Saturday 10 November 2012

Fungus




Fungi (Singular: fungus) are classified within their own kingdom - The Kingdom Fungi, while some are in The Kingdom Protista. A fungus is neither a plant nor an animal. It is similar to a plant, but it has no chlorophyll and cannot make its own food like a plant can through photosynthesis. They get their food by absorbing nutrients from their surroundings.

Kingdom Fungi includes mushrooms, rusts, smuts, puffballs, truffles, morels, molds, and yeasts, and thousands of other organisms and microorganisms. They range from microscopic single-celled organisms, such as yeast, to gigantic multicellular organisms.
 
Many fungi play a crucial role in decomposition (breaking things down) and returning nutrients to the soil. They are also used in medicine, an example is the antibiotic penicillin, as well as in industry and food preparation.
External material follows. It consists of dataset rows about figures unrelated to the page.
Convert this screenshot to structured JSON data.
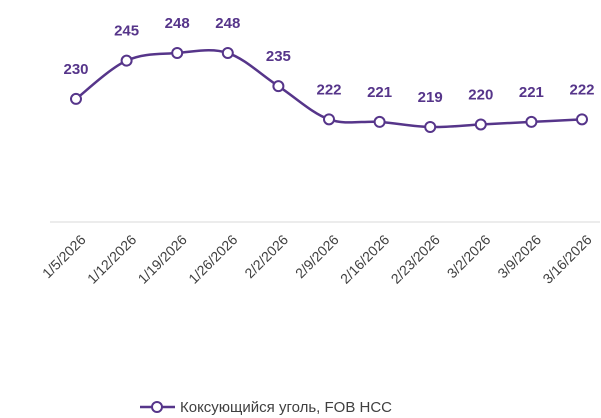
{
  "chart_data": {
    "type": "line",
    "categories": [
      "1/5/2026",
      "1/12/2026",
      "1/19/2026",
      "1/26/2026",
      "2/2/2026",
      "2/9/2026",
      "2/16/2026",
      "2/23/2026",
      "3/2/2026",
      "3/9/2026",
      "3/16/2026"
    ],
    "series": [
      {
        "name": "Коксующийся уголь, FOB HCC",
        "color": "#56358a",
        "values": [
          230,
          245,
          248,
          248,
          235,
          222,
          221,
          219,
          220,
          221,
          222
        ]
      }
    ],
    "legend": "bottom"
  }
}
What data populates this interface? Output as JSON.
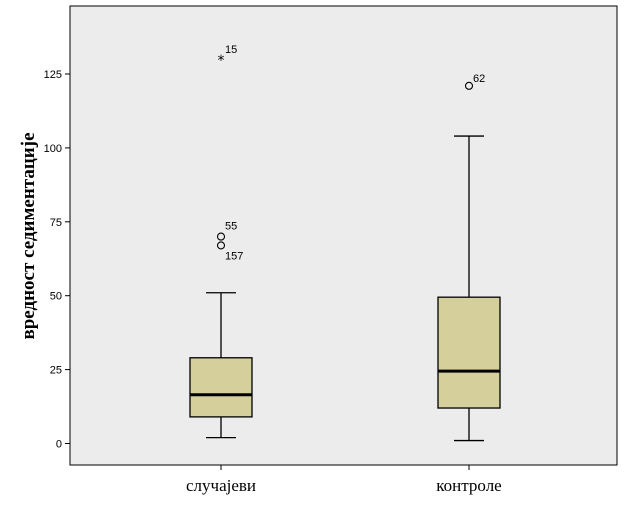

Mycology is the study of fungi - it is a branch of biology. A mycologist studies fungi's genes, biochemical properties, their use to us as a source of food, their hallucinogenic, poisonous and pathogenic (ability to cause disease) properties.

The “1000 Fungal Genomes” project will involve reading the DNA code of the genomes – inherited genetic information – of two species from every known family of fungi. There are an estimated one to 1.5 million species of fungi, with only about 100,000 species named. Approximately 200 of the 1,000 species that will be sequenced during the project are located at the Northern Research Station’s Center for Forest Mycology Research in Madison, Wisconsin. Scientists began the collection in 1932 and it now includes cultures from 1,600 species of fungi.
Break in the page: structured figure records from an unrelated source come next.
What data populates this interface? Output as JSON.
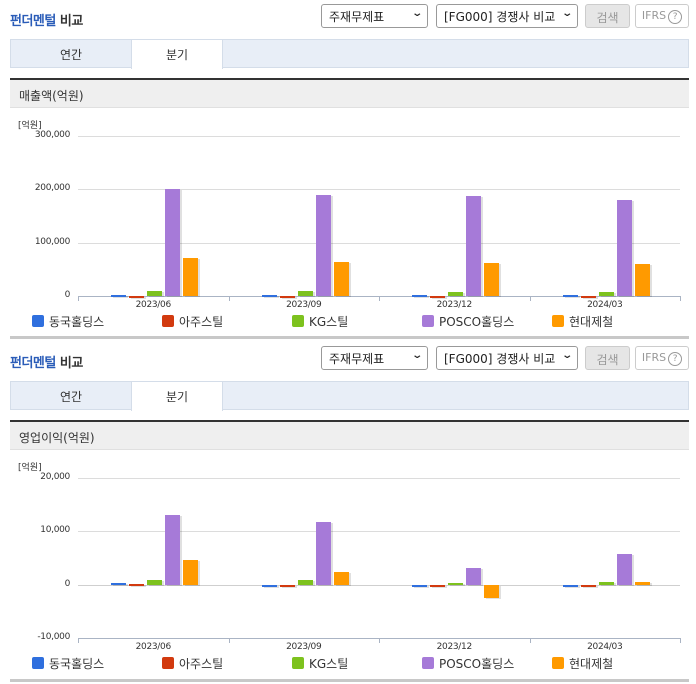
{
  "sections": [
    {
      "title_blue": "펀더멘털",
      "title_dark": " 비교",
      "select1": "주재무제표",
      "select2": "[FG000] 경쟁사 비교",
      "search_label": "검색",
      "ifrs_label": "IFRS",
      "help_glyph": "?",
      "tabs": [
        {
          "label": "연간"
        },
        {
          "label": "분기"
        }
      ],
      "active_tab": "분기",
      "subheader": "매출액(억원)"
    },
    {
      "title_blue": "펀더멘털",
      "title_dark": " 비교",
      "select1": "주재무제표",
      "select2": "[FG000] 경쟁사 비교",
      "search_label": "검색",
      "ifrs_label": "IFRS",
      "help_glyph": "?",
      "tabs": [
        {
          "label": "연간"
        },
        {
          "label": "분기"
        }
      ],
      "active_tab": "분기",
      "subheader": "영업이익(억원)"
    }
  ],
  "legend": [
    {
      "name": "동국홀딩스",
      "color": "#2f6fde"
    },
    {
      "name": "아주스틸",
      "color": "#d23a0f"
    },
    {
      "name": "KG스틸",
      "color": "#7dc21e"
    },
    {
      "name": "POSCO홀딩스",
      "color": "#a67ad8"
    },
    {
      "name": "현대제철",
      "color": "#ff9a00"
    }
  ],
  "chart_data": [
    {
      "type": "bar",
      "title": "매출액(억원)",
      "ylabel": "[억원]",
      "xlabel": "",
      "categories": [
        "2023/06",
        "2023/09",
        "2023/12",
        "2024/03"
      ],
      "ylim": [
        0,
        300000
      ],
      "yticks": [
        "300,000",
        "200,000",
        "100,000",
        "0"
      ],
      "ytick_values": [
        300000,
        200000,
        100000,
        0
      ],
      "grid": true,
      "legend_position": "bottom",
      "series": [
        {
          "name": "동국홀딩스",
          "values": [
            2000,
            2000,
            2000,
            2000
          ]
        },
        {
          "name": "아주스틸",
          "values": [
            500,
            500,
            500,
            500
          ]
        },
        {
          "name": "KG스틸",
          "values": [
            9000,
            9000,
            7000,
            7000
          ]
        },
        {
          "name": "POSCO홀딩스",
          "values": [
            200000,
            189000,
            187000,
            180000
          ]
        },
        {
          "name": "현대제철",
          "values": [
            71000,
            64000,
            62000,
            60000
          ]
        }
      ]
    },
    {
      "type": "bar",
      "title": "영업이익(억원)",
      "ylabel": "[억원]",
      "xlabel": "",
      "categories": [
        "2023/06",
        "2023/09",
        "2023/12",
        "2024/03"
      ],
      "ylim": [
        -10000,
        20000
      ],
      "yticks": [
        "20,000",
        "10,000",
        "0",
        "-10,000"
      ],
      "ytick_values": [
        20000,
        10000,
        0,
        -10000
      ],
      "grid": true,
      "legend_position": "bottom",
      "series": [
        {
          "name": "동국홀딩스",
          "values": [
            300,
            -200,
            0,
            -200
          ]
        },
        {
          "name": "아주스틸",
          "values": [
            100,
            -200,
            -300,
            0
          ]
        },
        {
          "name": "KG스틸",
          "values": [
            800,
            800,
            300,
            500
          ]
        },
        {
          "name": "POSCO홀딩스",
          "values": [
            13000,
            11800,
            3100,
            5800
          ]
        },
        {
          "name": "현대제철",
          "values": [
            4600,
            2300,
            -2500,
            500
          ]
        }
      ]
    }
  ]
}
“It’s an incredible resource,” said Dan Lindner, a plant pathologist at the research center. “As far as we know, it’s the world’s largest collection of wood-inhabiting fungi. These organisms are so important in so many ways, and we have so much to learn about them.” Fungi are important to everything from carbon cycling to production of life-saving drugs such as penicillin, cholesterol-lowering statins, and immunosuppressants, which make organ transplants possible. Fungi are also used to make chocolate, beer and specialty cheeses, such as brie and gorgonzola. 
 
Examples
Panellus stipticus, one of over 70 species of bioluminescent fungi
The biochemistry of fungal bioluminescence - two-stage mechanism  -  In the first, a light-emitting substance (arbitrarily called "luciferin") is reduced by a soluble reductase enzyme at the expense of NAD(P)H. In the second stage, reduced luciferin is oxidized by an insoluble luciferase that releases the energy in the form of bluish-green light.
Mold is significant because it recycles nutrients from decaying organisms. Certain drugs, name penicillin, have also been created from molds and also citric acid and riboflavin.